Unfortunately I am unable to fix the product titles, so I need to be able to rank the Chevrolet part as #1 when someone searches Chevrolet Hub Bearing. I have simply set the type of name to text and applied the standard analyzer in my index. Here is my query code:

{
    query:{

        bool: {
            must: [
                {
                    multi_match:{
                        fields: 
                            [
                               'name'
                             ],
                             query: "Chevrolet Hub Bearing"
                    }
                 }                  
            ]
        }

    }         
}

Solution

  • Elasticsearch uses the field length in the scoring formula with the BM25 algorithm. That's why the longer document get in the second position even when it matches more terms.

    I recommend you to read those wonderful blog posts about the BM25 : how-shards-affect-relevance-scoring-in-elasticsearch And the-bm25-algorithm-and-its-variables

    But you can tweak the bm25 algorithm to avoid this behavior. Here is the bm25 documentation for elasticsearch and here a post explaining how to do it

    TF/IDF based similarity that has built-in tf normalization and is supposed to work better for short fields (like names). See Okapi_BM25 for more details. This similarity has the following options:

    k1 => Controls non-linear term frequency normalization (saturation). The default value is 1.2.

    b => Controls to what degree document length normalizes tf values. The default value is 0.75.

    discount_overlaps => Determines whether overlap tokens (Tokens with 0 position increment) are ignored when computing norm. By default this is true, meaning overlap tokens do not count when computing norms.

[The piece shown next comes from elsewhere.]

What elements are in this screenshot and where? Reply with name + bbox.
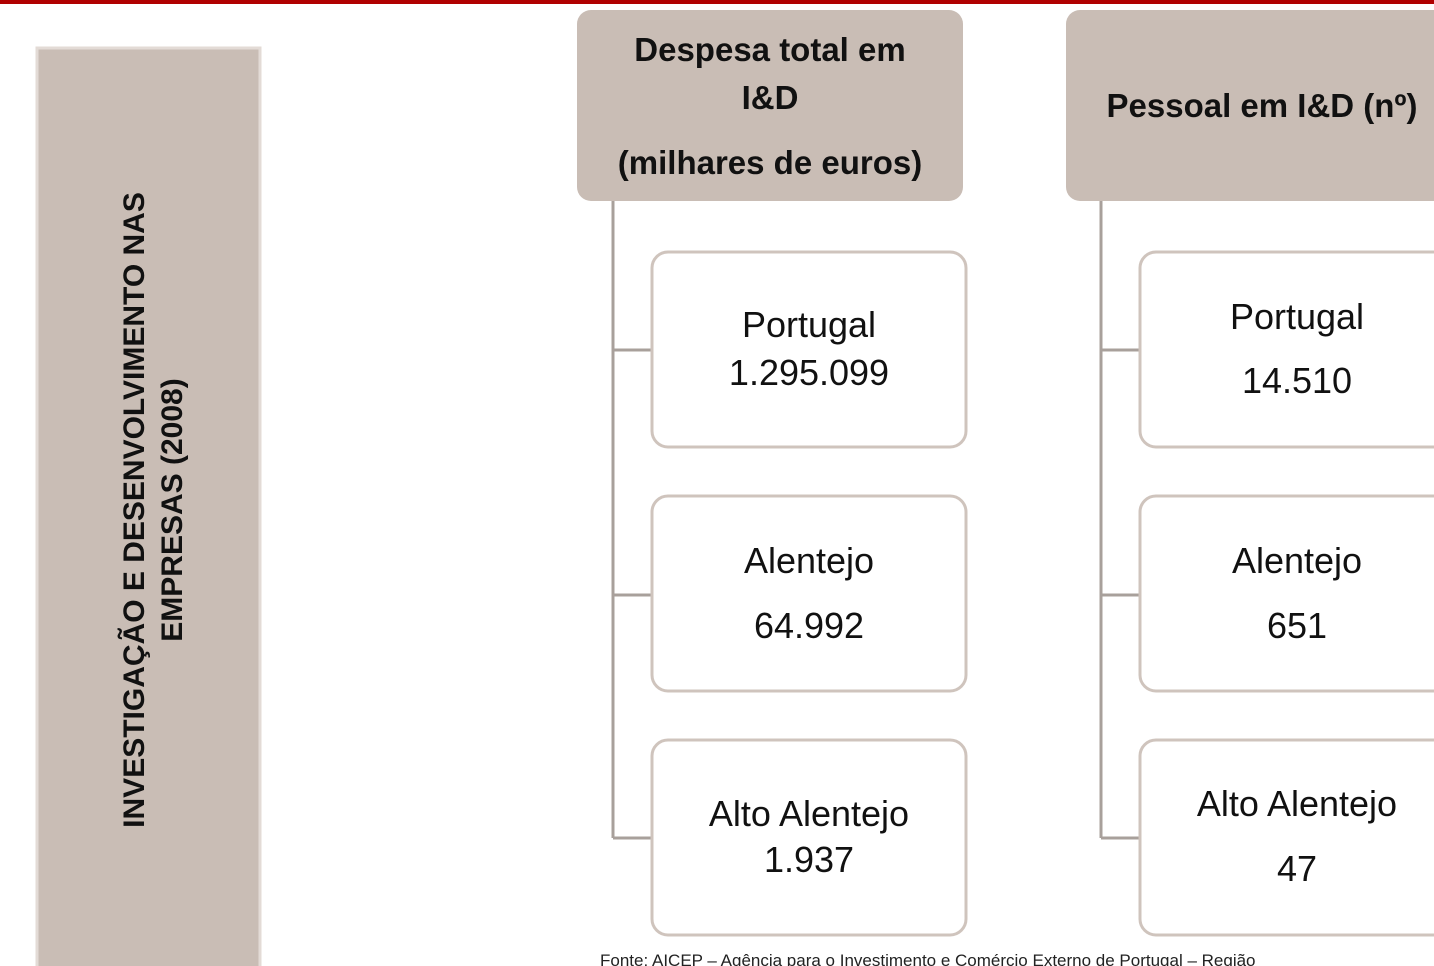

    So you should configure a new similarity in your index settings like that :

    PUT <index>
    {
      "settings": {
        "index": {
          "number_of_shards": 1
        },
        "similarity": {
          "my_bm25_without_length_normalization": {
            "type": "BM25",
            "b": 0
          }
        }
      },
      "mappings": {
        "doc": {
          "properties": {
            "name": {
              "type": "text",
              "similarity": "my_bm25_without_length_normalization"
            }
          }
        }
      }
    }
    

    Then if will stop penalizing longer name for the scoring. The length normalization will be kept for other fields.